Bug 15337 - str(factor) is slow
Summary: str(factor) is slow
Alias: None
Product: R
Classification: Unclassified
Component: I/O (show other bugs)
Version: R 3.0.0
Hardware: x86_64/x64/amd64 (64-bit) Linux
: P5 major
Assignee: R-core
Depends on:
Reported: 2013-06-06 19:33 UTC by Sam Steingold
Modified: 2013-07-30 17:09 UTC (History)
1 user (show)

See Also:


Note You need to log in before you can comment on or make changes to this bug.
Description Sam Steingold 2013-06-06 19:33:50 UTC
str(factor) is extremely slow (can take minutes!) for long vectors with many unused levels.

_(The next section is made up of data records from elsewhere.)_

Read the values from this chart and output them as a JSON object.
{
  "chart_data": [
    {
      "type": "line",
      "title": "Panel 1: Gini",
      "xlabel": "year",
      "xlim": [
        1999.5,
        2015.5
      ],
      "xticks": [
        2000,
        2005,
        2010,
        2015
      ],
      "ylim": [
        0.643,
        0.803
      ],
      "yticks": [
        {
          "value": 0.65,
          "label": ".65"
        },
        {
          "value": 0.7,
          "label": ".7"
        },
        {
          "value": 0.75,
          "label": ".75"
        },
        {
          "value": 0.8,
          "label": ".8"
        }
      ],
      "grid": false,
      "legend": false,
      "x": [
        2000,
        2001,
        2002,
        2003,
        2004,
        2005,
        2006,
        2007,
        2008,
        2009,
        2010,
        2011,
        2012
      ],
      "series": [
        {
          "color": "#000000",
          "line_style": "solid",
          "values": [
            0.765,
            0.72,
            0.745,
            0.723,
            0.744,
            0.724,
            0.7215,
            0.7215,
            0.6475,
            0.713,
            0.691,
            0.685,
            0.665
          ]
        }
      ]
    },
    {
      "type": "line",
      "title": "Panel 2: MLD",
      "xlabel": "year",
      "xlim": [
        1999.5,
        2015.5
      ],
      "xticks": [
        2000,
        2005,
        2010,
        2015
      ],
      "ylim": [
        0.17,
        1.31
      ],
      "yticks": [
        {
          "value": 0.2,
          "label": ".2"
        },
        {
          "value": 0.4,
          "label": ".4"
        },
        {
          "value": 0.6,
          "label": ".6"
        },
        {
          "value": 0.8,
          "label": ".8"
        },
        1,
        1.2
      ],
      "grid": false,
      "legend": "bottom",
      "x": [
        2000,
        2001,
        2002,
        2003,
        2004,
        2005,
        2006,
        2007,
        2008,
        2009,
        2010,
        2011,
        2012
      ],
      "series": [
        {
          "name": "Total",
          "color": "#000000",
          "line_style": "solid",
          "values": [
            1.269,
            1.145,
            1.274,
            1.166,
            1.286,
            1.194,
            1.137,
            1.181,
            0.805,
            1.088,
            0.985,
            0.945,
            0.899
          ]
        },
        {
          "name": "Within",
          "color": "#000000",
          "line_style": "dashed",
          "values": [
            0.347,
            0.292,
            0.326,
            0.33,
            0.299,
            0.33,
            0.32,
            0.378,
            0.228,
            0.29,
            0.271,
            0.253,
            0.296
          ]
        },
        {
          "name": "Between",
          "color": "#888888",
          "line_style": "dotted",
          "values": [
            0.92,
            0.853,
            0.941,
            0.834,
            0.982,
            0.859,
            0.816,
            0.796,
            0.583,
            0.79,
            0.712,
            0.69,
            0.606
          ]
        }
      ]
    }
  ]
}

this is a major violation of the contract ("give reasonable output for *any* R object") because this speed makes the function virtually unusable.
to reproduce:
> words <- sapply(1:1e7,function(i)paste(sample(letters,8),collapse=""))
> uids <- as.facror(sample(words[1:1e5],1e7,replace=TRUE))
> levels(uids) <- words
> system.time(str(uids))
 Factor w/ 9999170 levels "ucfztmbv","eqfsohly",..: 59269 86271 6298 58634 41938 95895 71648 41311 63157 67683 ...

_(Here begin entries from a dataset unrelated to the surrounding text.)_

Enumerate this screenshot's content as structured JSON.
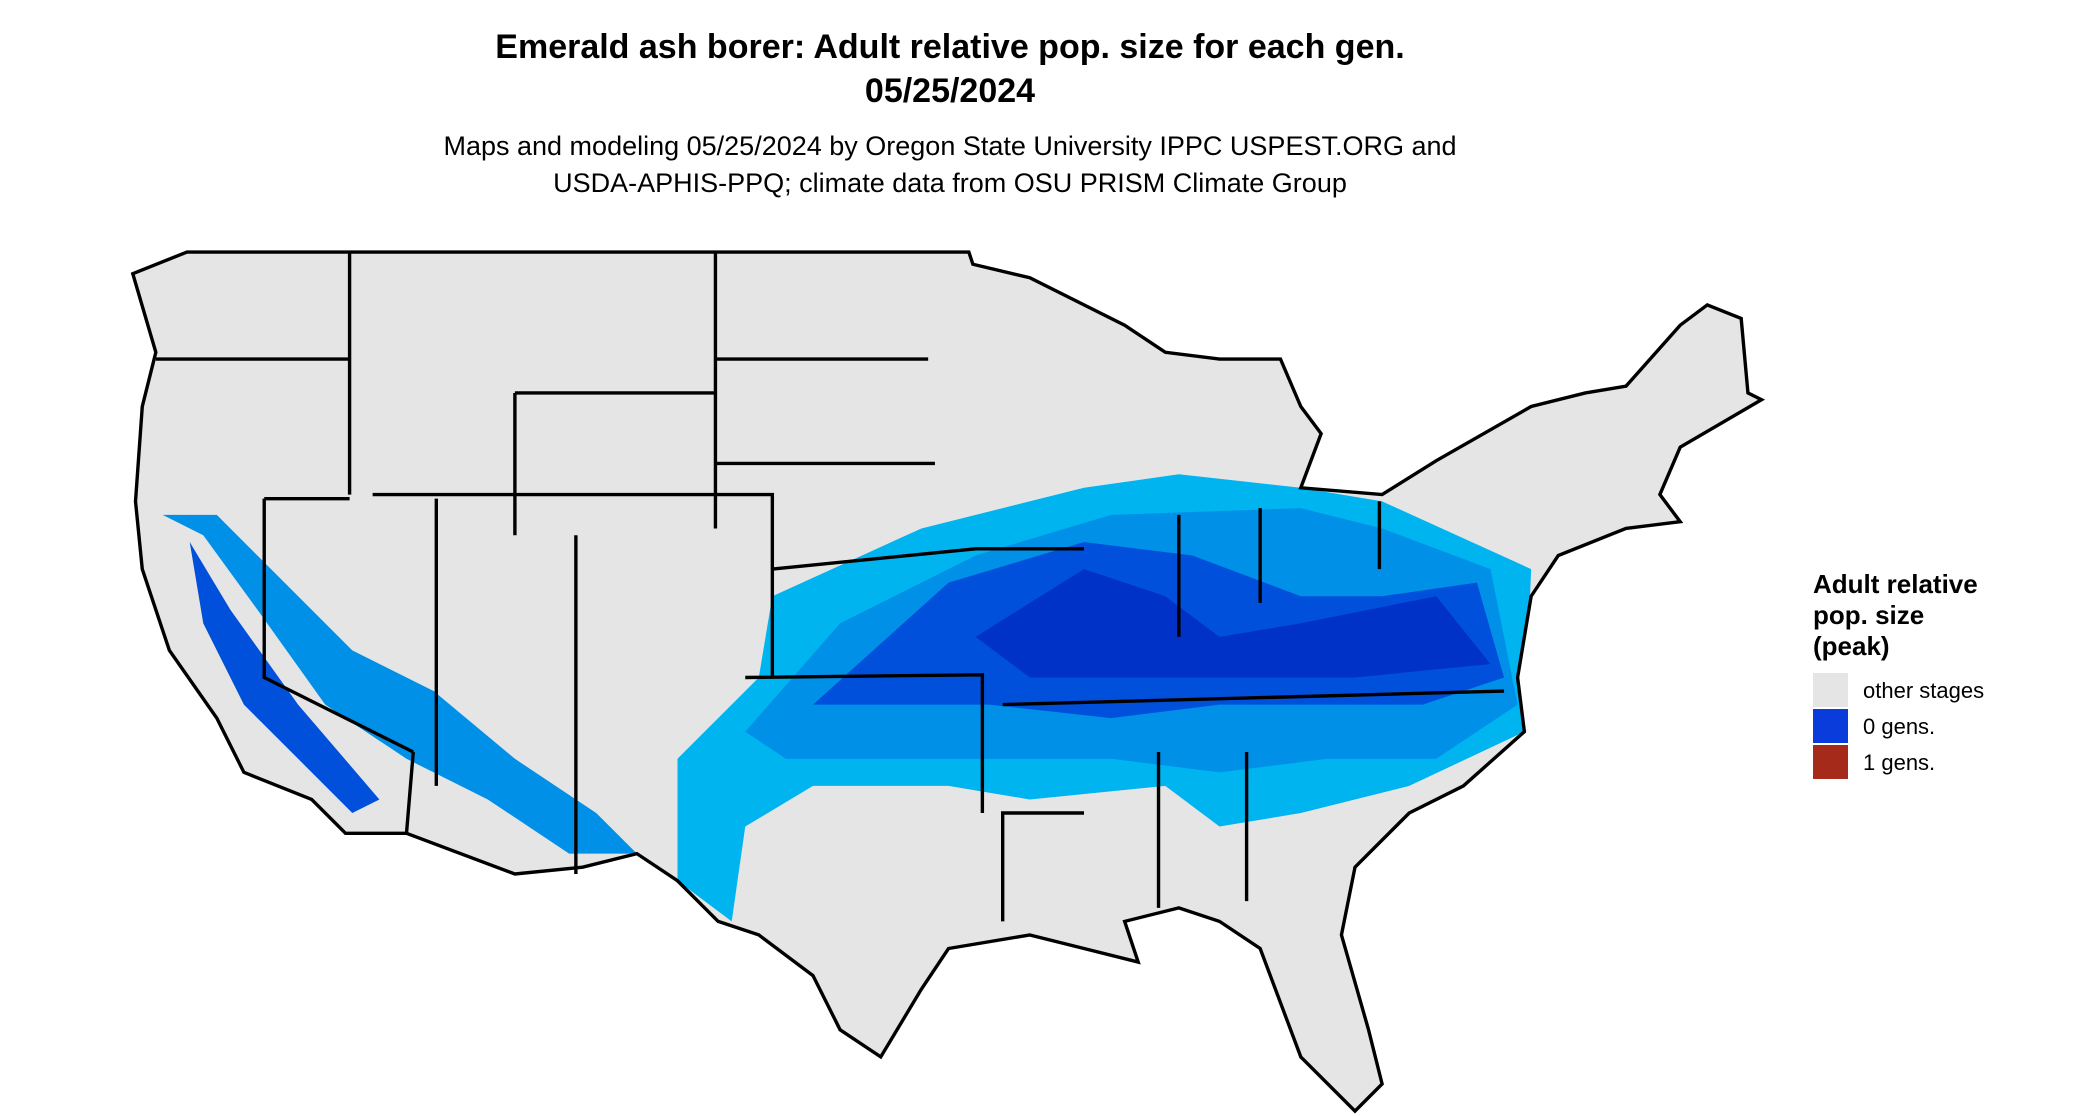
{
  "header": {
    "title": "Emerald ash borer: Adult relative pop. size for each gen.",
    "date": "05/25/2024",
    "subtitle": [
      "Maps and modeling 05/25/2024 by Oregon State University IPPC USPEST.ORG and",
      "USDA-APHIS-PPQ; climate data from OSU PRISM Climate Group"
    ]
  },
  "legend": {
    "title": [
      "Adult relative",
      "pop. size",
      "(peak)"
    ],
    "items": [
      {
        "label": "other stages",
        "color": "#e5e5e5"
      },
      {
        "label": "0 gens.",
        "color": "#0a3cdc"
      },
      {
        "label": "1 gens.",
        "color": "#a52a1a"
      }
    ]
  }
}
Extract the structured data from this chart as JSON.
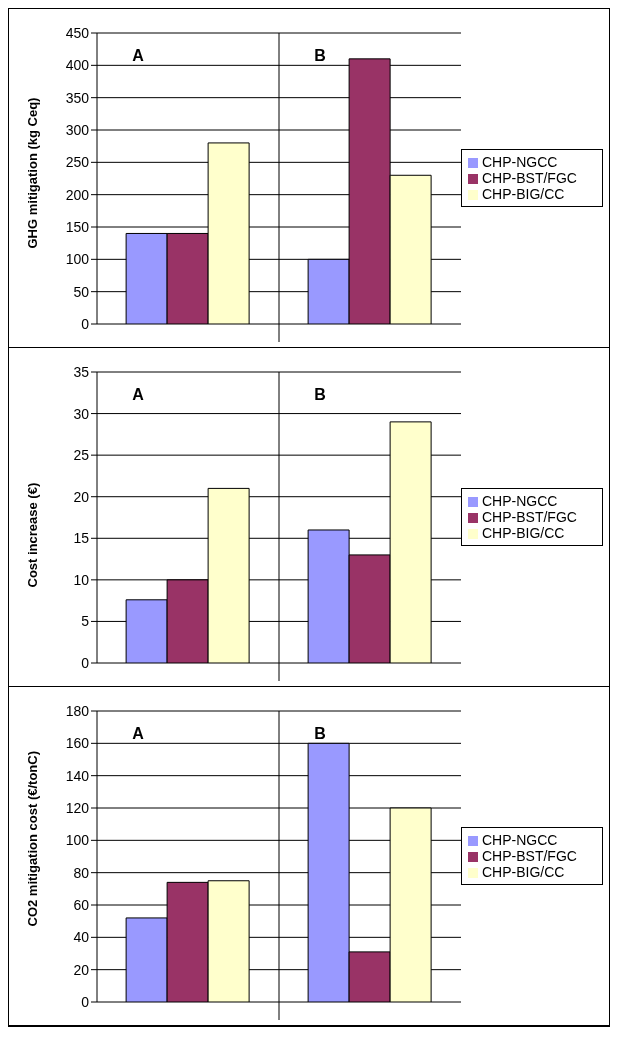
{
  "chart_data": [
    {
      "type": "bar",
      "ylabel": "GHG mitigation (kg Ceq)",
      "categories": [
        "A",
        "B"
      ],
      "series": [
        {
          "name": "CHP-NGCC",
          "color": "#9999ff",
          "values": [
            140,
            100
          ]
        },
        {
          "name": "CHP-BST/FGC",
          "color": "#993366",
          "values": [
            140,
            410
          ]
        },
        {
          "name": "CHP-BIG/CC",
          "color": "#ffffcc",
          "values": [
            280,
            230
          ]
        }
      ],
      "ylim": [
        0,
        450
      ],
      "yticks": [
        0,
        50,
        100,
        150,
        200,
        250,
        300,
        350,
        400,
        450
      ],
      "grid": "y",
      "legend": "right"
    },
    {
      "type": "bar",
      "ylabel": "Cost increase (€)",
      "categories": [
        "A",
        "B"
      ],
      "series": [
        {
          "name": "CHP-NGCC",
          "color": "#9999ff",
          "values": [
            7.6,
            16
          ]
        },
        {
          "name": "CHP-BST/FGC",
          "color": "#993366",
          "values": [
            10,
            13
          ]
        },
        {
          "name": "CHP-BIG/CC",
          "color": "#ffffcc",
          "values": [
            21,
            29
          ]
        }
      ],
      "ylim": [
        0,
        35
      ],
      "yticks": [
        0,
        5,
        10,
        15,
        20,
        25,
        30,
        35
      ],
      "grid": "y",
      "legend": "right"
    },
    {
      "type": "bar",
      "ylabel": "CO2 mitigation cost (€/tonC)",
      "categories": [
        "A",
        "B"
      ],
      "series": [
        {
          "name": "CHP-NGCC",
          "color": "#9999ff",
          "values": [
            52,
            160
          ]
        },
        {
          "name": "CHP-BST/FGC",
          "color": "#993366",
          "values": [
            74,
            31
          ]
        },
        {
          "name": "CHP-BIG/CC",
          "color": "#ffffcc",
          "values": [
            75,
            120
          ]
        }
      ],
      "ylim": [
        0,
        180
      ],
      "yticks": [
        0,
        20,
        40,
        60,
        80,
        100,
        120,
        140,
        160,
        180
      ],
      "grid": "y",
      "legend": "right"
    }
  ]
}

             user            system           elapsed 
15.752 (15.75sec)  0.128 (128.00ms) 15.915 (15.91sec) 
(your timing may vary because of the effects of randomness)

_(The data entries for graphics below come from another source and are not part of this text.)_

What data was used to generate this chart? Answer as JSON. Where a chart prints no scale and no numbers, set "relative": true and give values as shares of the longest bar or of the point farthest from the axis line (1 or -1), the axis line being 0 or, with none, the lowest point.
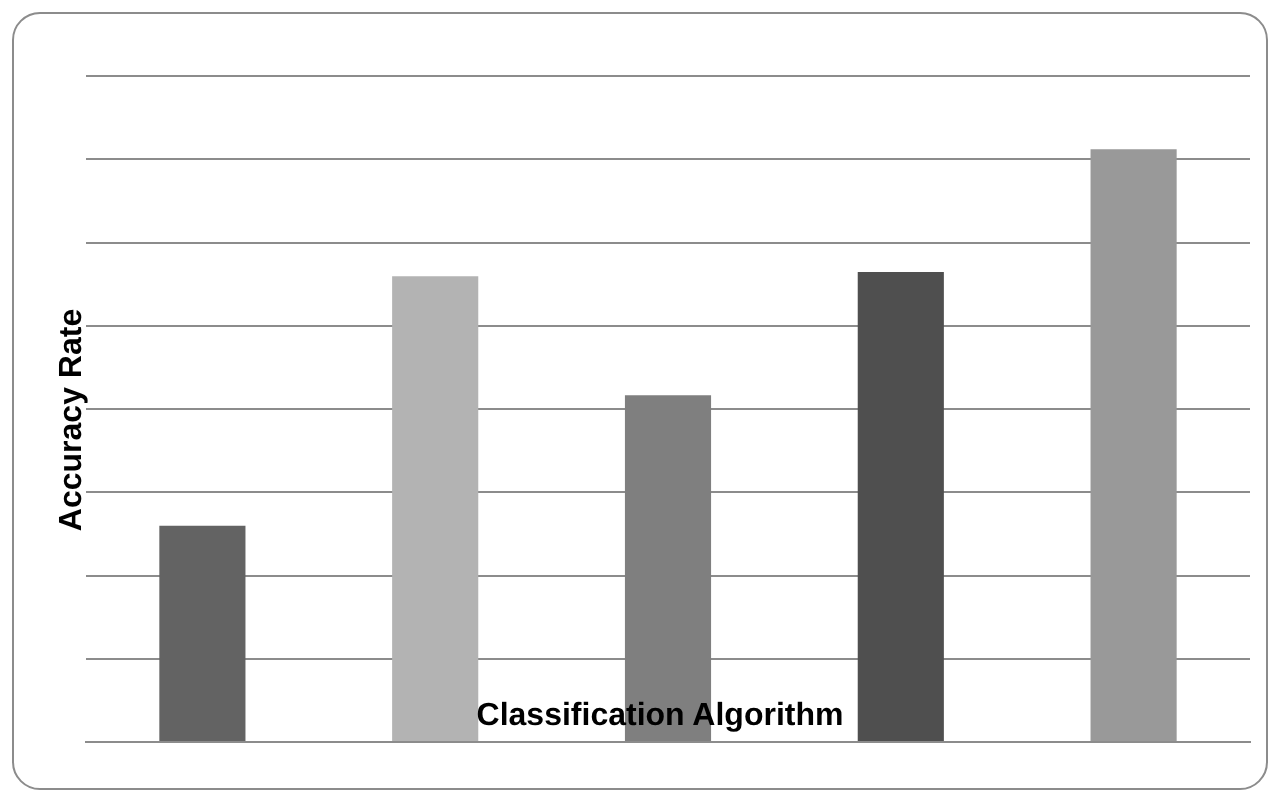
{
  "chart_data": {
    "type": "bar",
    "xlabel": "Classification Algorithm",
    "ylabel": "Accuracy Rate",
    "relative": true,
    "grid": "y",
    "categories": [
      null,
      null,
      null,
      null,
      null
    ],
    "values": [
      0.365,
      0.786,
      0.585,
      0.793,
      1
    ],
    "colors": [
      "#636363",
      "#b3b3b3",
      "#7f7f7f",
      "#4f4f4f",
      "#999999"
    ]
  }
}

Comment 1 Martin Maechler 2013-06-08 13:39:23 UTC
Thank you, Sam!

  Indeed, this has been unfortunate, and I have fixed it,
together with another efficiency infelicity with *very* large objects, by a proposal from Luke Tierney,
in R-devel for now (svn rev 62902). 
Will backport  to  3.0.1 patched after few days,
just in case I had overlooked a use case which would show up on CRAN or elsewhere.